Monkeypox affecting Latino and Pacific Islander Utahns disproportionately
SALT LAKE CITY — Monkeypox is impacting Latino and Pacific Islander Utahns at a disproportionate rate.
Although Latinos make up just 15% of the state’s population, they make up 34% of cases. Likewise, Pacific Islanders, who are 1% of the population, make up 4% of cases. White individuals make up 77% of Utah but are only 50% of cases.
The Utah Department of Health and Human Services reported 142 cases of monkeypox as of Monday evening: 71 among white individuals, 48 among Hispanic individuals, and six among Pacific Islander individuals. The department did not release data for races that have had fewer than five cases due to privacy concerns.
“We continue to engage a variety of community partners to connect with people from different racial and ethnic groups,” department spokeswoman Charla Haley said when asked what the department is doing to target the disparities.

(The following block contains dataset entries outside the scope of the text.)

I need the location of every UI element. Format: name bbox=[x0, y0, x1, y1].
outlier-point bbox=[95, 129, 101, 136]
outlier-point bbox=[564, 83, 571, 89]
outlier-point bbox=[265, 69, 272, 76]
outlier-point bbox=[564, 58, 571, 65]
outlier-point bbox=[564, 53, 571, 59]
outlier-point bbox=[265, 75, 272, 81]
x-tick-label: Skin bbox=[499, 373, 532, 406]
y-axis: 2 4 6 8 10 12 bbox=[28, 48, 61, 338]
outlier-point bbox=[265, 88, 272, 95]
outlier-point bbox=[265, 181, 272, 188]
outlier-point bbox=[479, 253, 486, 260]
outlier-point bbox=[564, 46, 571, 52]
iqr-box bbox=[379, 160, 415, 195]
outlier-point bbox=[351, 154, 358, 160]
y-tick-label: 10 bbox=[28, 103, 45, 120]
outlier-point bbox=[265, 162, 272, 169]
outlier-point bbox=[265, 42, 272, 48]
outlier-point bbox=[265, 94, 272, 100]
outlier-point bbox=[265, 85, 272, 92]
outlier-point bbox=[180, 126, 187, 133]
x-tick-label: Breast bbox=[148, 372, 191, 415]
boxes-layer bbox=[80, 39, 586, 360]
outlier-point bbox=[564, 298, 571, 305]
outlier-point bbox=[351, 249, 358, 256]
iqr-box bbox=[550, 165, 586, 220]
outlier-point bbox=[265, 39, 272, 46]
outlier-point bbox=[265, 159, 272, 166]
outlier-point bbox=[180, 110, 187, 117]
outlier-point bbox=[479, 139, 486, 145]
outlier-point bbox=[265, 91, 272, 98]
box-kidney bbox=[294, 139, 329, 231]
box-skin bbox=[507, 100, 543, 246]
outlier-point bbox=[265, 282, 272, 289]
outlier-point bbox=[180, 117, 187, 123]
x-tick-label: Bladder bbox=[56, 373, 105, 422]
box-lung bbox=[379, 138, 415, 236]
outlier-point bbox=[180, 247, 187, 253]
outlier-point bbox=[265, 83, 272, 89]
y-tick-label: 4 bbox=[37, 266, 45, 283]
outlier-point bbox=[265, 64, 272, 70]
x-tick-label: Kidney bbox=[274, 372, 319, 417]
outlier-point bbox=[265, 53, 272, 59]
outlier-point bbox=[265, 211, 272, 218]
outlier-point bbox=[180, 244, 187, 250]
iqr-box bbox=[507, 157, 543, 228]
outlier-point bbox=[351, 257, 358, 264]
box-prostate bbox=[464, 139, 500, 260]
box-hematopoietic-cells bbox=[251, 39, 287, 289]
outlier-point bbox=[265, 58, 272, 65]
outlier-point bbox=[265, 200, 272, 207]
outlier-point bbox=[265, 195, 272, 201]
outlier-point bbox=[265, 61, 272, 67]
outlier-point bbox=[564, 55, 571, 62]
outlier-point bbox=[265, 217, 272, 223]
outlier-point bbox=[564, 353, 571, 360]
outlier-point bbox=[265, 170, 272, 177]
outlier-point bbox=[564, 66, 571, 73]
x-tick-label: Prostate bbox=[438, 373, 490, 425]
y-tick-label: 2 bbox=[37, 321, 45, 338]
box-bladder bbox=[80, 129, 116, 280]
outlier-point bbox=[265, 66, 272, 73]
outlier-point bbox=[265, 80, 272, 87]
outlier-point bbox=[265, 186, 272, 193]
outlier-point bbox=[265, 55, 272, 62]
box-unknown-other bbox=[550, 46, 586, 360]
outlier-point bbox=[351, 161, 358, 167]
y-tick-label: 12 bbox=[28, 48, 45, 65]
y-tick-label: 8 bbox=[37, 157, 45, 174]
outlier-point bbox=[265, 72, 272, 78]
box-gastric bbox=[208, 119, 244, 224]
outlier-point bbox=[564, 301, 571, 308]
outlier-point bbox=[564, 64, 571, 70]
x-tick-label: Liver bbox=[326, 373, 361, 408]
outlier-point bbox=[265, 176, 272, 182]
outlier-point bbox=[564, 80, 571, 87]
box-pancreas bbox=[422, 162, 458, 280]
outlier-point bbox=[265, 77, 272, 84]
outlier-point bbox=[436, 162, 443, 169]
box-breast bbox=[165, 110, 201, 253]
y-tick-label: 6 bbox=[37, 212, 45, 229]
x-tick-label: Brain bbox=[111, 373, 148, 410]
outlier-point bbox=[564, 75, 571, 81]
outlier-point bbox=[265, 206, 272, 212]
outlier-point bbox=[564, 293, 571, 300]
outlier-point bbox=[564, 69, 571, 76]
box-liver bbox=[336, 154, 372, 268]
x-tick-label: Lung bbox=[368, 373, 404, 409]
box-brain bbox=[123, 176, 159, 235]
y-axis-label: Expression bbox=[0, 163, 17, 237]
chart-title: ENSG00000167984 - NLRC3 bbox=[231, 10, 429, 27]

Haley said the department is not participating in the Centers for Disease Control and Prevention’s Monkeypox Vaccine Equity Pilot Program. The program is intended to help local, state and tribal governments reach underserved populations.
“The program only provides extra vaccine. We currently have sufficient vaccine,” Haley said. “If the program provided additional resources, such as funding to host specific outreach programs, we would apply. We reached out to CDC about this, but congressional funding has not been allocated for this action.”
The state health department reported that 3,745 individuals had received a monkeypox vaccine as of Monday afternoon. Unlike case counts, vaccinations have been more equitably spread out across race and ethnicity.
Utah’s data mirrors national monkeypox trends, with Black and Hispanic individuals accounting for 54% of cases despite representing only one-third of the general population.
“The percentage of vaccines administered to Latino or Hispanic men and non-Hispanic Black men are disproportionately lower than we are seeing represented in cases,” CDC Director Rochelle Walensky told Reuters last week.
It’s not yet clear what factors are driving the disparities, but it’s a similar pattern to the COVID-19 pandemic, which hit communities of color disproportionately.